I don’t think we in the Tampa Bay area want to live with these environmental fears and concerns. Most of us have a pretty good idea that for the quality of life we have come to expect, a healthy economy must encompass clean air, clean surface water and groundwater, healthy wetlands, and an accompanying successful population of fish, birds, and other wildlife. In fact, quality of life is so important to this area that it is heavily emphasized in employee and business recruitment and real estate sales. Additionally, tourism to enjoy our natural resources is a major economic engine to the region. For all of these reasons, a healthy environment and a healthy economy go hand in hand. Sensible environmental standards protect our quality of life and compliance efforts are incorporated into the business models of many of our major and minor industries. 

As we recover from the difficult past five years of economic turmoil and focus on promoting a future healthy economy, we need to recognize that for the quality of life we desire and enjoy, the preservation and improvement of our environment must continue to go hand in hand with a prosperous economy. At the same time though, environmental regulatory agencies such as the Environmental Protection Commission (EPC) can and are improving processes to get applicants to a final permitting answer as quickly as possible. Just as industry should commit to responsible environmental stewardship, government agencies should commit to help industry comply with environmental standards. This involves regulatory agencies working closely with applicants to make the best decision possible while using a streamlined process.
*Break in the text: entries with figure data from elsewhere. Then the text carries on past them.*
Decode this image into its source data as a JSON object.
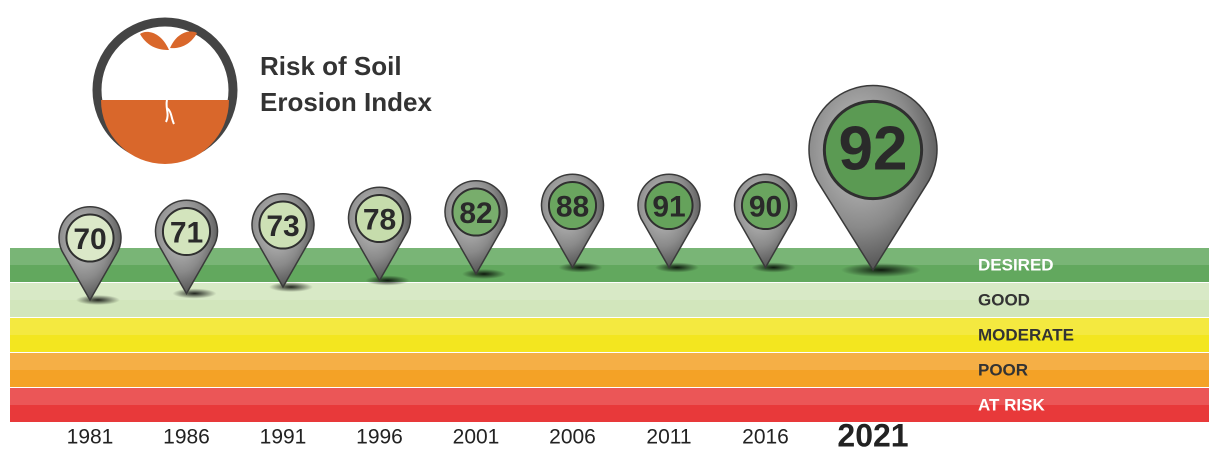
{
  "chart_data": {
    "type": "pin",
    "title_lines": [
      "Risk of Soil",
      "Erosion Index"
    ],
    "categories": [
      "1981",
      "1986",
      "1991",
      "1996",
      "2001",
      "2006",
      "2011",
      "2016",
      "2021"
    ],
    "values": [
      70,
      71,
      73,
      78,
      82,
      88,
      91,
      90,
      92
    ],
    "pin_colors": [
      "#dbe8c8",
      "#d3e4bd",
      "#cde0b5",
      "#c6dcac",
      "#78ad6c",
      "#6aa55f",
      "#65a25b",
      "#6aa55f",
      "#5b9a53"
    ],
    "highlight": 8,
    "bands": [
      {
        "name": "DESIRED",
        "color": "#62a85e",
        "text_color": "#ffffff"
      },
      {
        "name": "GOOD",
        "color": "#d2e6bc",
        "text_color": "#333333"
      },
      {
        "name": "MODERATE",
        "color": "#f3e61f",
        "text_color": "#333333"
      },
      {
        "name": "POOR",
        "color": "#f4a226",
        "text_color": "#333333"
      },
      {
        "name": "AT RISK",
        "color": "#e8393a",
        "text_color": "#ffffff"
      }
    ]
  }
}
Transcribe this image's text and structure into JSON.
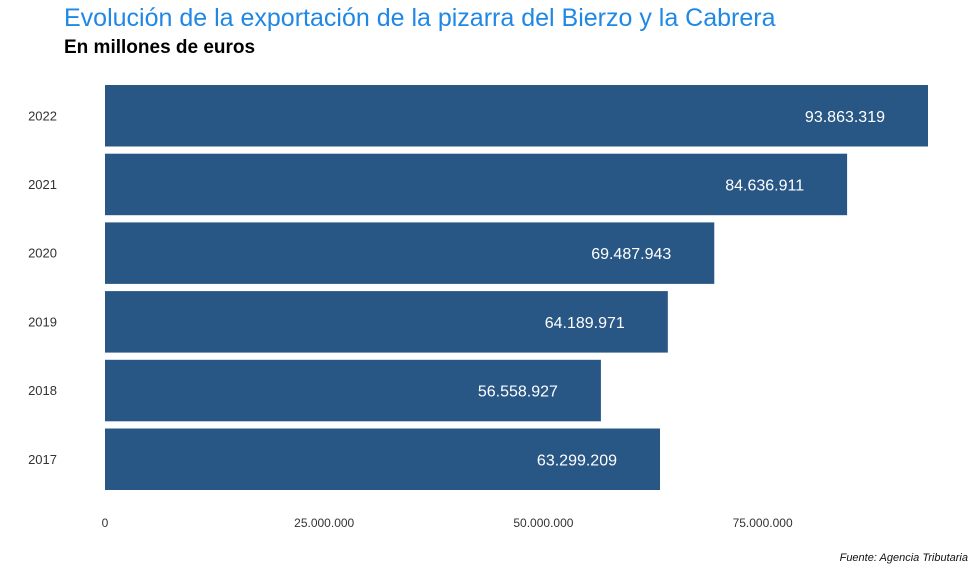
{
  "chart_data": {
    "type": "bar",
    "orientation": "horizontal",
    "title": "Evolución de la exportación de la pizarra del Bierzo y la Cabrera",
    "subtitle": "En millones de euros",
    "categories": [
      "2022",
      "2021",
      "2020",
      "2019",
      "2018",
      "2017"
    ],
    "values": [
      93863319,
      84636911,
      69487943,
      64189971,
      56558927,
      63299209
    ],
    "value_labels": [
      "93.863.319",
      "84.636.911",
      "69.487.943",
      "64.189.971",
      "56.558.927",
      "63.299.209"
    ],
    "x_ticks": [
      0,
      25000000,
      50000000,
      75000000
    ],
    "x_tick_labels": [
      "0",
      "25.000.000",
      "50.000.000",
      "75.000.000"
    ],
    "xlim": [
      0,
      93863319
    ],
    "grid": false,
    "bar_color": "#285785",
    "label_color": "#ffffff",
    "title_color": "#1f88e5"
  },
  "source": "Fuente: Agencia Tributaria"
}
Also, at EPC our compliance assistance program emphasizes an increased level of stewardship to assist businesses (especially small businesses) in complying with environmental regulations. These regulations are often complex and small businesses sometimes need assistance in understanding them and implementing proper controls. We have found that this approach has actually led to higher compliance rates over time. 
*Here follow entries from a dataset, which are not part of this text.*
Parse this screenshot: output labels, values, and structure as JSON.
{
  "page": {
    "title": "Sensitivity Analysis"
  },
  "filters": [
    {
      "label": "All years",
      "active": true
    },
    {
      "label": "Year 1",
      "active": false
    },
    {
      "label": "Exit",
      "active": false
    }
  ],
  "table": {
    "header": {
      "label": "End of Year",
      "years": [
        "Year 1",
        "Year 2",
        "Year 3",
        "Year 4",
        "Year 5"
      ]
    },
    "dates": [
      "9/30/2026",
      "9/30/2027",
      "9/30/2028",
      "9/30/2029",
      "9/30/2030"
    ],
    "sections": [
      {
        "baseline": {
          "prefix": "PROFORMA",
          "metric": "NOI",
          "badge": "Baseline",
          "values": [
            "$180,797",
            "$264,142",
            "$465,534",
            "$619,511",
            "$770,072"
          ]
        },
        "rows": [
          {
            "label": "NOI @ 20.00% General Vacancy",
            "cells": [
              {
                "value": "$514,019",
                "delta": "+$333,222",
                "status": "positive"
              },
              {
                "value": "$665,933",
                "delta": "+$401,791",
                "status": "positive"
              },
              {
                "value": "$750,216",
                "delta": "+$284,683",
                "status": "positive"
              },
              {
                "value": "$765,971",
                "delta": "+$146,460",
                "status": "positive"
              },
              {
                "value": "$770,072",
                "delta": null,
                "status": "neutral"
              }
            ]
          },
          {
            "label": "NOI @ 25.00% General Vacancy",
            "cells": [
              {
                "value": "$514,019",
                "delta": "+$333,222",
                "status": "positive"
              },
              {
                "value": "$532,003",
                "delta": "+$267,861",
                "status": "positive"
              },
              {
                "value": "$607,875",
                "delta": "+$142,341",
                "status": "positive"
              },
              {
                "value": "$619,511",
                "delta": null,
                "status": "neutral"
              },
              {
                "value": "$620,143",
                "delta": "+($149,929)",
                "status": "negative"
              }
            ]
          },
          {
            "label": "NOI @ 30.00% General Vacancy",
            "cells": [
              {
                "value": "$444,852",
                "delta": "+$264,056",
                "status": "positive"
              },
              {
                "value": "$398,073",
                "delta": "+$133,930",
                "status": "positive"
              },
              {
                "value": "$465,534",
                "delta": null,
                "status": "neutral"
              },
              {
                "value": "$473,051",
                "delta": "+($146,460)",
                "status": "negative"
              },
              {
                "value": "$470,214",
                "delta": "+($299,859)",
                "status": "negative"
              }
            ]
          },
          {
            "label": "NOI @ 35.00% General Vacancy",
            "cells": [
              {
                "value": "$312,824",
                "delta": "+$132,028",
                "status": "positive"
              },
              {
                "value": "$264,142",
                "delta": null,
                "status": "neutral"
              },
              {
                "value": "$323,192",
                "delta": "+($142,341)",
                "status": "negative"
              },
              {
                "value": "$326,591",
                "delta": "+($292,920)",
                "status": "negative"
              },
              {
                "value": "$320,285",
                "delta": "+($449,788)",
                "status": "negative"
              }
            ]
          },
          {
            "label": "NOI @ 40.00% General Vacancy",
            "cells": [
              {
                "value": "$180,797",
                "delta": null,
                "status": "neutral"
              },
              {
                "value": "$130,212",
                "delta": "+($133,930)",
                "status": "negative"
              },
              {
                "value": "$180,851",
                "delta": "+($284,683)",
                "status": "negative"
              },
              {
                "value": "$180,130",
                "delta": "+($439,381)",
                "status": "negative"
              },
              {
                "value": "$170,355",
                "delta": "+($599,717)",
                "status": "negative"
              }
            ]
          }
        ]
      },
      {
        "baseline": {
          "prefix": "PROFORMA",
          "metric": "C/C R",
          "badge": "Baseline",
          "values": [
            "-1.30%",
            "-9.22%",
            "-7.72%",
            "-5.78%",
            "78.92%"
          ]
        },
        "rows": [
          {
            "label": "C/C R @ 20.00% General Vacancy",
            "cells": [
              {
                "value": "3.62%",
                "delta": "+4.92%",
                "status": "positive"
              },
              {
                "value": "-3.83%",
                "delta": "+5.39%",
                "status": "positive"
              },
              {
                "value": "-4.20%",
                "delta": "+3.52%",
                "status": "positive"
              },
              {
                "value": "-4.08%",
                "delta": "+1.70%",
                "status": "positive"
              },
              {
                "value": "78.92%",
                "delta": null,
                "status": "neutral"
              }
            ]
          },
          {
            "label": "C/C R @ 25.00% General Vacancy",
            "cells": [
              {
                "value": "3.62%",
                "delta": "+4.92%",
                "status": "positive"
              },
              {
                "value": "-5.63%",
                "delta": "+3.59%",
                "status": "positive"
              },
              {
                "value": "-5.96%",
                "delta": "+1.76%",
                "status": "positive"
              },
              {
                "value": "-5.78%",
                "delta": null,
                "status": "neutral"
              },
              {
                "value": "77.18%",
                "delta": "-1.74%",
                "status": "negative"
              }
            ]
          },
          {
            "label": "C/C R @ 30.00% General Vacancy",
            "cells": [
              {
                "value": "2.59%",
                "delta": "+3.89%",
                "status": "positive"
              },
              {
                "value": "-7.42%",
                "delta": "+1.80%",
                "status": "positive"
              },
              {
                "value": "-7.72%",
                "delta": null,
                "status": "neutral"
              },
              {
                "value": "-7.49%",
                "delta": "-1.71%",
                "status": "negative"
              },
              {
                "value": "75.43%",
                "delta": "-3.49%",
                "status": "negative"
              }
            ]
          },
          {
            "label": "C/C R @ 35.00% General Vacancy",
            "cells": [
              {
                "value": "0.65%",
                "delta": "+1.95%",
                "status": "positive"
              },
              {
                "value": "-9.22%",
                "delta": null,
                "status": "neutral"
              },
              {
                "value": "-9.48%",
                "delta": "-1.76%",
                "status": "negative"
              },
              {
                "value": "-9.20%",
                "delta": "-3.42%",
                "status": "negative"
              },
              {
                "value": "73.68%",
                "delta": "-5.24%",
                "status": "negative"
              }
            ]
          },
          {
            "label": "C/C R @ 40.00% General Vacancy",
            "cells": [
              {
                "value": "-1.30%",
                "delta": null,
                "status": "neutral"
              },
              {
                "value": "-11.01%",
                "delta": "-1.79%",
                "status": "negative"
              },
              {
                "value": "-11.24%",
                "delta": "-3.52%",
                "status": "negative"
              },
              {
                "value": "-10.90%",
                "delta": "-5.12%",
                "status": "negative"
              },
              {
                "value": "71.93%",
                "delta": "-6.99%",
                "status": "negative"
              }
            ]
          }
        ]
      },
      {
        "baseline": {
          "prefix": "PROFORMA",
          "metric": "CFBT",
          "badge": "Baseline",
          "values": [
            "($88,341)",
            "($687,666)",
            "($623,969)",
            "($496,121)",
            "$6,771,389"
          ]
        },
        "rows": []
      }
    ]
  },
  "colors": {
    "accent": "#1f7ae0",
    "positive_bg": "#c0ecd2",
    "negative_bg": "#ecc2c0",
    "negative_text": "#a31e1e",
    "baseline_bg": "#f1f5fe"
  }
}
Another way regulatory agencies and industry can partner toward a healthier environment is through coordinated stewardship efforts. We have many successful examples of this in the Tampa Bay area including efforts by Tampa Electric Company and Hillsborough County to promote sustainable practices, savings in electrical usage, and promotion of alternative fuels. Another example is the joint efforts of Mosaic, area public utilities, regulatory agencies and the Tampa Bay Estuary Program to reduce nutrient pollution loading to Tampa Bay and even recommend appropriate science based regulatory levels to state and federal agencies. 
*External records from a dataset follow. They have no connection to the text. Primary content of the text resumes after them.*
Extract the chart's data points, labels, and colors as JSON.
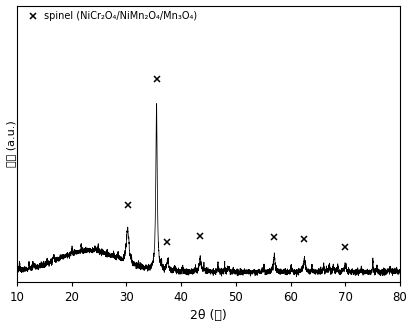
{
  "xmin": 10,
  "xmax": 80,
  "xlabel": "2θ (度)",
  "ylabel": "强度 (a.u.)",
  "xticks": [
    10,
    20,
    30,
    40,
    50,
    60,
    70,
    80
  ],
  "legend_label": "spinel (NiCr₂O₄/NiMn₂O₄/Mn₃O₄)",
  "marker_positions_x": [
    30.2,
    35.5,
    37.5,
    43.5,
    57.0,
    62.5,
    70.0
  ],
  "background_color": "#ffffff",
  "line_color": "#000000",
  "seed": 42
}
Still another tool at our disposal in promoting an economic resurgence is incorporating environmental remediation through the Brownfield Program which emphasizes redeveloping core industrial centers that have seen better times and have fallen into disuse.  There are many candidate sites to pick from to turn a blighted and possibly polluted commercial/industrial complex into a thriving tax paying commercial success. Over the past 9 years, EPC has been involved with more than 25 Brownfield projects which have resulted in an annual increase of approximately $1.5 million in property tax revenues not to mention new or increased sales tax collections resulting from new or revitalized establishments and many new jobs.

It seems clear that we have many of the components in place to react to the needs of prospective industries as they may seek to locate in Hillsborough County. We have long term air and water trend data to assist in siting and predict impacts, Brownfield site maps to assist industry in siting, streamlined processes in place to get applicants quick responses in permit applications while maintaining our local high quality standards. We have a history of local citizens and elected officials placing a high value on quality of life and insisting that these high standards go hand in hand with economic growth. And finally, we have a proven history of positive collaboration between industry and government working locally and using the best scientific data to solve even the most difficult issues such as numeric nutrient criteria. How important is environmental quality and a prosperous economy – very important and both achievable.